When trying to use a LSTM model for regression, I find that I am getting NaN values when I print out training and testing loss. The DataFrame I pass into the model has no NaN values, so I believe it is an issue with my model or my training/testing loop functions. Any help in this regard would be greatly appreciated.

Model Class:

class PKLSTM(nn.Module):
    def __init__(self, input_size, hidden_units, num_layers):
        super(PKLSTM, self).__init__()
        self.input_size = input_size
        self.hidden_units = hidden_units
        self.num_layers = num_layers 

        self.lstm = nn.LSTM(
            input_size=input_size, 
            hidden_size=hidden_units,
            batch_first=True,
            num_layers=num_layers
        )

        self.linear = nn.Linear(hidden_units, 1)
    
    def forward(self, x):
        batch_size = x.shape[0]
        h0 = torch.zeros(self.num_layers, batch_size, self.hidden_units).requires_grad_()
        c0 = torch.zeros(self.num_layers, batch_size, self.hidden_units).requires_grad_()

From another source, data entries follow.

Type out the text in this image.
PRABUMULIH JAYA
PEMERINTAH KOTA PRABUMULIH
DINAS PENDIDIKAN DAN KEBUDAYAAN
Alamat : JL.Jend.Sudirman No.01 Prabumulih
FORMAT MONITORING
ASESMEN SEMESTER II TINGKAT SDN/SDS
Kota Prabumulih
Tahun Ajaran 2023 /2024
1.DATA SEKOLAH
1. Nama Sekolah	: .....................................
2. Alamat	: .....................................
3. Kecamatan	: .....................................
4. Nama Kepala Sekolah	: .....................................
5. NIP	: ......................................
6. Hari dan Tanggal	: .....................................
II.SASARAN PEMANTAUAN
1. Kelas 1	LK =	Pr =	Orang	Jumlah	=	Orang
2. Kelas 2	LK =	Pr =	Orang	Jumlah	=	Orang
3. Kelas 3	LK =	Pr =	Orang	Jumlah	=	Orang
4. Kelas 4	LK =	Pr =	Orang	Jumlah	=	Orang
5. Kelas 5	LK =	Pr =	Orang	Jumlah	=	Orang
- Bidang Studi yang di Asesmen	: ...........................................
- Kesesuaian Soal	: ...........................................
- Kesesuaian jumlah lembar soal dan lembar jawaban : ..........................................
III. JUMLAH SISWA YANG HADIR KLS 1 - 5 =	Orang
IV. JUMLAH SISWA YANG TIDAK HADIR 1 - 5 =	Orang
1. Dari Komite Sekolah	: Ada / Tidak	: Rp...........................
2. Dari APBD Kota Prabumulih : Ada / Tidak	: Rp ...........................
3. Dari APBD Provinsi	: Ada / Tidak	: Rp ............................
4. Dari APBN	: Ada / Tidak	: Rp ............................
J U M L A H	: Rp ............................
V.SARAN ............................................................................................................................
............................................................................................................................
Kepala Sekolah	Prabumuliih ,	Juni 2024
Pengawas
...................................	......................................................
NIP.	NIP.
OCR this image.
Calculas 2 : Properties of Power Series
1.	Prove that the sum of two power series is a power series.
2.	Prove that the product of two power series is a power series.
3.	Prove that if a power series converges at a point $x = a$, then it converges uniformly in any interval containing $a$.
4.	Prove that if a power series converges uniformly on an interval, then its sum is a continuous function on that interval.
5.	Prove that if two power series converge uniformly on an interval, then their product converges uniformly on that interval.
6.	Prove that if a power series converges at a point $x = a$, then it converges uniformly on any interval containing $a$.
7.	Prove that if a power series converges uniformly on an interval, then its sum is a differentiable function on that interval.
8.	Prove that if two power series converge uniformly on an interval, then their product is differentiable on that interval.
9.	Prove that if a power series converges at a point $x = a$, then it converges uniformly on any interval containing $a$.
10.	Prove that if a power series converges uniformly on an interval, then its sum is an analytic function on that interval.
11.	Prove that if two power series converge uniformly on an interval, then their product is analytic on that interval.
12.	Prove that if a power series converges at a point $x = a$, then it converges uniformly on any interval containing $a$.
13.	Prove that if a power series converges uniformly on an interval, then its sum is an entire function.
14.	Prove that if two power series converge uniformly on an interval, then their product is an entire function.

        _, (hn, _) = self.lstm(x, (h0, c0))
        out = self.linear(hn[0]).flatten()

        return out

Training and testing loop:

def train_model(data_loader, model, loss_function, optimizer):
    num_batches = len(data_loader)
    total_loss = 0
    model.train()

    for X, y in data_loader:
        output = model(X)
        loss = loss_function(output, y)
        optimizer.zero_grad()
        loss.backward()
        optimizer.step()

        total_loss += loss.item()

    avg_loss = total_loss / num_batches
    print(f"Train loss: {avg_loss}")

def test_model(data_loader, model, loss_function):

    num_batches = len(data_loader)
    # print('Num of batches', num_batches)
    total_loss = 0

    model.eval()
    with torch.no_grad():
        for X, y in data_loader:
            # print('input: ', X)
            output = model(X)
            # print('output: ', output)
            total_loss += loss_function(output, y).item()

    avg_loss = total_loss / num_batches
    print(f"Test loss: {avg_loss}")

if your learning rate is too big model will diverge which eventually would lead to an Inf/NaN.
Aaand the second option is there is a NaN in the input data. Which may not appear in the data frame but after preprocessing?

Thank you. Some of my code in my dataset class was generating NaNs. Appreciate all the help!